Le rivoluzioni, anche quelle meno cruente, creano sempre uno spartiacque: l’entusiasmo dettato dalle novità si contrappone, in misura variabile, alle recriminazioni dei nostalgici. La rivoluzione di Terra Madre Salone del Gusto, il mega-evento di Slow Food uscito per la prima volta dai padiglioni del Lingotto per riversarsi nelle strade di Torino, non fa certo eccezione: “Niente sarà più come prima”, sarà anche poco originale ma lo dice il presidente Gaetano Pascale, e l’osservazione vale nel bene come nel male. All’indomani della festa torinese, durata dal 22 al 26 settembre con la partecipazione di oltre 7000 delegati di Terra Madre da 143 paesi del mondo, schierarsi è d’obbligo ma non è semplice: malgrado la nostra veneranda età, non vogliamo ancora iscriverci al partito dei reazionari, eppure dobbiamo ammettere che non tutto in questa nuova formula ci è piaciuto.

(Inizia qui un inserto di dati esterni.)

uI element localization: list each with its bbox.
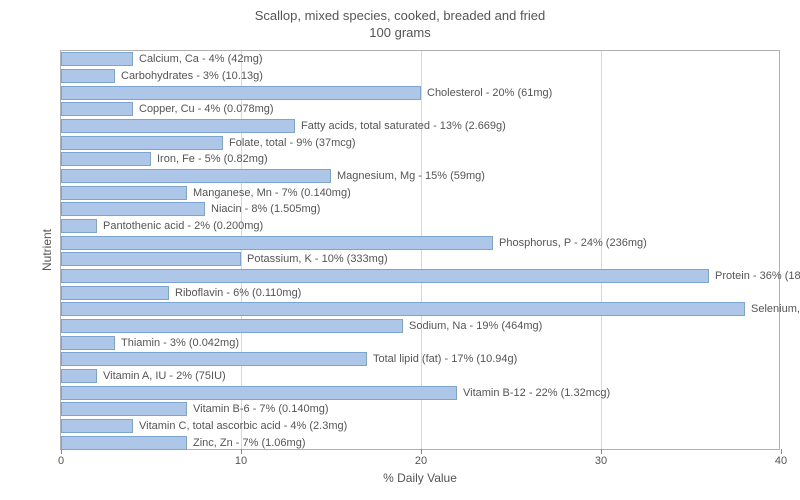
bar — [61, 69, 115, 83]
bar — [61, 52, 133, 66]
bar-label: Vitamin C, total ascorbic acid - 4% (2.3… — [139, 419, 347, 433]
bar — [61, 119, 295, 133]
bar — [61, 402, 187, 416]
x-tick-label: 30 — [595, 455, 607, 467]
x-tick-label: 40 — [775, 455, 787, 467]
bar — [61, 269, 709, 283]
bar — [61, 136, 223, 150]
bar-label: Zinc, Zn - 7% (1.06mg) — [193, 436, 305, 450]
bar-label: Carbohydrates - 3% (10.13g) — [121, 69, 263, 83]
bar-label: Manganese, Mn - 7% (0.140mg) — [193, 186, 351, 200]
x-axis-label: % Daily Value — [383, 471, 457, 485]
plot-area: Nutrient % Daily Value 010203040Calcium,… — [60, 50, 780, 450]
bar-label: Thiamin - 3% (0.042mg) — [121, 336, 239, 350]
x-tick — [241, 449, 242, 454]
bar-label: Sodium, Na - 19% (464mg) — [409, 319, 542, 333]
x-tick-label: 20 — [415, 455, 427, 467]
bar-label: Riboflavin - 6% (0.110mg) — [175, 286, 301, 300]
x-tick — [781, 449, 782, 454]
bar-label: Pantothenic acid - 2% (0.200mg) — [103, 219, 263, 233]
bar — [61, 352, 367, 366]
bar-label: Vitamin B-6 - 7% (0.140mg) — [193, 402, 329, 416]
bar-label: Phosphorus, P - 24% (236mg) — [499, 236, 647, 250]
bar — [61, 419, 133, 433]
x-tick — [421, 449, 422, 454]
x-tick-label: 10 — [235, 455, 247, 467]
bar-label: Niacin - 8% (1.505mg) — [211, 202, 320, 216]
bar — [61, 169, 331, 183]
bar — [61, 369, 97, 383]
bar-label: Magnesium, Mg - 15% (59mg) — [337, 169, 485, 183]
bar-label: Selenium, Se - 38% (26.9mcg) — [751, 302, 800, 316]
bar-label: Total lipid (fat) - 17% (10.94g) — [373, 352, 517, 366]
bar — [61, 152, 151, 166]
bar-label: Iron, Fe - 5% (0.82mg) — [157, 152, 268, 166]
bar — [61, 252, 241, 266]
bar — [61, 286, 169, 300]
bar-label: Potassium, K - 10% (333mg) — [247, 252, 388, 266]
x-tick-label: 0 — [58, 455, 64, 467]
nutrient-chart: Scallop, mixed species, cooked, breaded … — [0, 0, 800, 500]
bar — [61, 436, 187, 450]
bar-label: Folate, total - 9% (37mcg) — [229, 136, 356, 150]
bar-label: Calcium, Ca - 4% (42mg) — [139, 52, 262, 66]
x-tick — [601, 449, 602, 454]
bar — [61, 219, 97, 233]
bar — [61, 186, 187, 200]
bar-label: Vitamin A, IU - 2% (75IU) — [103, 369, 226, 383]
bar-label: Cholesterol - 20% (61mg) — [427, 86, 552, 100]
bar — [61, 202, 205, 216]
bar-label: Copper, Cu - 4% (0.078mg) — [139, 102, 274, 116]
bar — [61, 236, 493, 250]
bar-label: Protein - 36% (18.07g) — [715, 269, 800, 283]
bar — [61, 336, 115, 350]
bar — [61, 386, 457, 400]
y-axis-label: Nutrient — [40, 229, 54, 271]
chart-title-line1: Scallop, mixed species, cooked, breaded … — [0, 8, 800, 25]
bar — [61, 319, 403, 333]
bar — [61, 302, 745, 316]
chart-title: Scallop, mixed species, cooked, breaded … — [0, 0, 800, 42]
chart-title-line2: 100 grams — [0, 25, 800, 42]
x-tick — [61, 449, 62, 454]
bar-label: Fatty acids, total saturated - 13% (2.66… — [301, 119, 506, 133]
bar-label: Vitamin B-12 - 22% (1.32mcg) — [463, 386, 610, 400]
bar — [61, 102, 133, 116]
bar — [61, 86, 421, 100]
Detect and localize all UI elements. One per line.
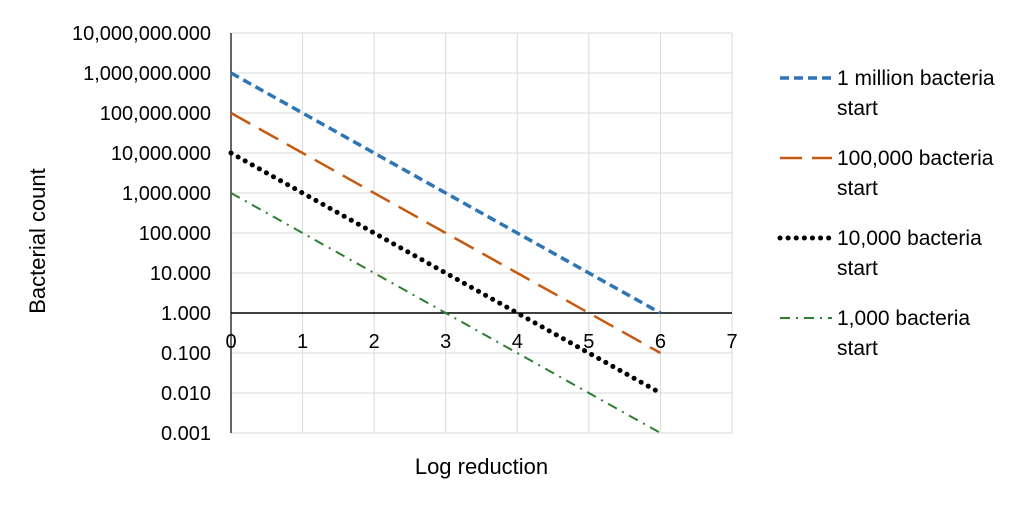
axes — [230, 33, 732, 433]
x-tick-label: 3 — [440, 331, 451, 353]
y-tick-label: 1.000 — [161, 303, 211, 325]
series-line-4 — [230, 192, 661, 434]
legend-label-3: 10,000 bacteria start — [837, 227, 982, 280]
legend-label-line: 100,000 bacteria — [837, 147, 994, 170]
grid — [230, 32, 733, 434]
y-tick-label: 1,000.000 — [122, 183, 211, 205]
series-line-2 — [230, 111, 662, 355]
legend-label-line: 1 million bacteria — [837, 67, 995, 90]
x-tick-label: 1 — [297, 331, 308, 353]
legend-label-2: 100,000 bacteria start — [837, 147, 994, 200]
legend-label-1: 1 million bacteria start — [837, 67, 995, 120]
y-tick-label: 0.001 — [161, 423, 211, 445]
y-tick-label: 0.100 — [161, 343, 211, 365]
y-tick-label: 0.010 — [161, 383, 211, 405]
legend-label-line: start — [837, 177, 878, 200]
legend-label-line: start — [837, 97, 878, 120]
series-line-1 — [230, 71, 662, 315]
x-tick-label: 5 — [583, 331, 594, 353]
x-tick-label: 6 — [655, 331, 666, 353]
legend-label-line: 1,000 bacteria — [837, 307, 970, 330]
legend: 1 million bacteria start 100,000 bacteria s… — [777, 67, 995, 360]
y-tick-label: 100.000 — [139, 223, 211, 245]
legend-label-line: start — [837, 337, 878, 360]
y-tick-label: 100,000.000 — [100, 103, 211, 125]
tick-labels: 10,000,000.0001,000,000.000100,000.00010… — [72, 23, 738, 445]
x-tick-label: 7 — [726, 331, 737, 353]
legend-label-4: 1,000 bacteria start — [837, 307, 970, 360]
x-tick-label: 4 — [512, 331, 523, 353]
series-line-3 — [228, 150, 663, 396]
x-axis-title: Log reduction — [415, 454, 548, 479]
legend-label-line: start — [837, 257, 878, 280]
y-tick-label: 10.000 — [150, 263, 211, 285]
y-tick-label: 1,000,000.000 — [83, 63, 211, 85]
legend-label-line: 10,000 bacteria — [837, 227, 982, 250]
series-lines — [228, 71, 663, 434]
x-tick-label: 2 — [369, 331, 380, 353]
y-tick-label: 10,000.000 — [111, 143, 211, 165]
y-axis-title: Bacterial count — [25, 168, 50, 314]
y-tick-label: 10,000,000.000 — [72, 23, 211, 45]
x-tick-label: 0 — [225, 331, 236, 353]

Di certo c’è che il “Salone fuori” ha riscosso un successo clamoroso, e questo solo un pazzo potrebbe metterlo in dubbio: al momento in cui scriviamo non è ancora disponibile una stima ufficiale sul numero di visitatori, ma nella sola giornata di domenica sono state ampiamente superate le 500mila presenze. Foodies e semplici curiosi, agevolati anche da una serie di strepitose giornate quasi estive, si sono precipitati a migliaia nei luoghi simbolo di Torino per assaggiare, degustare o sbranare, ma soprattutto per acquistare: più di un espositore ha dovuto dichiarare il sold out con largo anticipo e la cosa ha fatto piacere a molti, anche se non a tutti. Anche dal punto di vista “filosofico”, in astratto, l’evento ha rispettato i principi di Slow Food: far conoscere a più persone possibili le eccellenze dell’agricoltura e dell’allevamento nel mondo, sensibilizzare il pubblico su temi fino a qualche anno fa impensabili come biodiversità, land grabbing o consumo sostenibile, uscire dal clan di food blogger e appassionati per rivolgersi direttamente alla massa. Insomma, “affermare che il buono, pulito e giusto è un diritto di tutti e tutti devono poter dunque essere partecipi”, per citare ancora Pascale.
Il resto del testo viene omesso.